“Dia pakai ini untuk kasih sumbangan ke warga, Pa!” ucap Brian yang mendadak muncul dari lorong kamarnya.
Wira bangkit berdiri, dan mengambil kartu debit Sofia dari tangan Brian.
“Benar itu, Sofia?”
Sofia menunduk. Air matanya menggenang lagi tanpa bisa ditahan. Hinaan Brian semalam, kembali menggaung di telinganya.
“Sofia, kamu nggak boleh asal memberi seperti itu pada warga kampung. Nanti mereka ngelunjak! Kamu harus menjaga nama baik Abang di kampung ini, Sofia.”
Brian tertawa mengejek. Ia berdiri jumawa di sisi sang ayah, dengan tangan menyuruk saku celana tidurnya.
Melihat Sofia menangis, Wira memeluk istrinya tersebut dan berbisik penuh kasih, “Jangan menangis, Sofia, asal tidak kamu ulangi perbuatan itu, Abang maafkan.”
Wira menyodorkan kartu debit ke tangan Sofia yang langsung menolaknya.
“Abang nggak perlu kasih aku uang, aku bukan pengemis,” lirih Sofia, seraya menyusut pipinya yang basah oleh air mata.
“Pengemis? Siapa yang bilang kamu pengemis? Ini hakmu, Sofia.”
Sofia mengangkat wajah, dan menatap tajam ke arah Brian yang bergerak salah tingkah di tempatnya.

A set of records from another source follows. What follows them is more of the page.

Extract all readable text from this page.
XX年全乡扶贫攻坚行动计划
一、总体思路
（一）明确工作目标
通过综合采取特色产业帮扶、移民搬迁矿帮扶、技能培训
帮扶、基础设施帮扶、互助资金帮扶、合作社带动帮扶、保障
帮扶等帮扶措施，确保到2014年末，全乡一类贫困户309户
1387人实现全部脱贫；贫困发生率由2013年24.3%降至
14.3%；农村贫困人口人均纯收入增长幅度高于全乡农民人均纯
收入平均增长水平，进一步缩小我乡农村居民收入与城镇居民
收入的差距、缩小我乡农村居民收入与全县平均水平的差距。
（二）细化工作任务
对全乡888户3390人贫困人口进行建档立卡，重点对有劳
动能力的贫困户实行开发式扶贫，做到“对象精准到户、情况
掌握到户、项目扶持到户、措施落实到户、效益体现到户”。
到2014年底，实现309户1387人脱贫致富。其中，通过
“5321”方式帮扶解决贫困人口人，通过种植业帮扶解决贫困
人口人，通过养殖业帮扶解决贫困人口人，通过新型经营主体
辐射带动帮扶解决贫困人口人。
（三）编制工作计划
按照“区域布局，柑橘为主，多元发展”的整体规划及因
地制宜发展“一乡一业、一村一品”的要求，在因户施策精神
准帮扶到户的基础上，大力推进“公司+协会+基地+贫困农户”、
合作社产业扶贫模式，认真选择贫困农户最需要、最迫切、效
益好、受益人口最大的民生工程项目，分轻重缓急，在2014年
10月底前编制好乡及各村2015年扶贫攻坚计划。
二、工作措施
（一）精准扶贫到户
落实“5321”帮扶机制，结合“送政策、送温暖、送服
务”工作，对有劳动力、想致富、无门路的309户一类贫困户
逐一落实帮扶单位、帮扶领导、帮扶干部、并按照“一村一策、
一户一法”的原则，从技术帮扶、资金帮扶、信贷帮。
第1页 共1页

“Brian bilang aku ini pengemis yang menikahi Abang hanya karena harta⸻”
“Brian!” Wira berteriak emosional.
Brian dan Sofia sama-sama terlonjak kaget. Mahawira Anggabaya siap meledakkan amarahnya membuat Sofia mundur selangkah, menjaga jarak.
“Benar kamu bicara seperti itu padanya?” tuntut Wira pada sang putra.
Brian menuding Sofia dengan jari teracung, “Itu karena dia mau menyalahgunakan harta Papa! Brian nggak suka, Pa.”
“Tapi itu bukan urusanmu!” teriak Wira menggentarkan hati.
Brian terdiam. Itulah pertama kali dalam hidup, sang ayah berteriak padanya.
“Bukan urusanku?” Brian berbicara lamat-lamat pada ayahnya. “Jadi sekarang, aku nggak ada hak lagi atas Papa? Aku nggak boleh lagi melindungi nama baik Papa?”
Brian menggeleng kecewa. Ia menyentak badan, pergi ke luar rumah.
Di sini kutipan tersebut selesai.